The gallery will explore the latest climate science and the energy revolution needed to cut global dependence on fossil fuels and achieve the Paris targets to limit global warming to around 1.5 degrees Celsius above pre-industrial levels.
Visitors to the new gallery will see how data visualisations and future projections are key to generating knowledge, informing decisions about how we live and stimulating creative and innovative solutions. The gallery will draw on the Science Museum Group Collection and loans, deploying a range of interactive and digital storytelling techniques to reveal the latest science as well as exploring energy revolutions of the past and future.
Energy Revolution: The Adani Green Energy Gallery is being developed around four thematic sections, each providing a different lens on this century’s defining challenge:
Alternative Futures uses examples from history to scrutinize the moments when people have imagined different kinds of energy futures – often at times of crisis – and the story of the energy shifts that have shaped our world.
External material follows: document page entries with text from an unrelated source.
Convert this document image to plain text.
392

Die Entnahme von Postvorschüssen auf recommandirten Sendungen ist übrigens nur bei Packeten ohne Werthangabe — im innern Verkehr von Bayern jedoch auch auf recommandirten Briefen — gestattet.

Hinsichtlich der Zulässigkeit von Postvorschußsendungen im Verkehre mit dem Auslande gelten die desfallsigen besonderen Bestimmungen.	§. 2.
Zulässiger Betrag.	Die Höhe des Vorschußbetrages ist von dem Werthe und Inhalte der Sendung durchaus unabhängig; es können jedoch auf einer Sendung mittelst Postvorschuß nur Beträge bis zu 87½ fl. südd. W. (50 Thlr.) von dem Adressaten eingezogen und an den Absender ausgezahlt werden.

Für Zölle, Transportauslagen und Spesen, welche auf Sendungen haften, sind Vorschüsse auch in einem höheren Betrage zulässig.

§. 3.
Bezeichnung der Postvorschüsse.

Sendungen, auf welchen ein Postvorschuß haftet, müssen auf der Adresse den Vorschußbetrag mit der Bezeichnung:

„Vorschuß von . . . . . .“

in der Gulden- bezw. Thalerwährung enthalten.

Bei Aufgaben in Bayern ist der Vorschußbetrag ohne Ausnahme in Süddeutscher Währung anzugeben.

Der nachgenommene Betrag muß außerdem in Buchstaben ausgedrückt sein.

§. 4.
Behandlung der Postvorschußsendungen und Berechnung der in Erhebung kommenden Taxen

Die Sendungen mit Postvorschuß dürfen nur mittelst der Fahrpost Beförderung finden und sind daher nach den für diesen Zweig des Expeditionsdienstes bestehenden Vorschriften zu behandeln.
Past visions of the future remind us that our current energy system was not inevitable – and that many futures were possible.
Future Planet considers present day projections of the future, looking at how climate scientists use complex climate models to understand Earth’s systems, and what these tell us about the scale and nature of future climate impacts.
Future Energy and Power focuses on the technologies with potential to support a global shift to a low carbon future and explores how trajectories of change are influenced by local geographical, social and political factors.
In Future Living we look at how everyone’s lives are entangled with energy systems that determine how we live, work and get around. This section explores people’s ability to influence our energy future and the prospect of a ”just energy transition” that allows better living standards in developing nations.
The new gallery will replace Atmosphere, which has welcomed more than six million visitors since it opened a decade ago.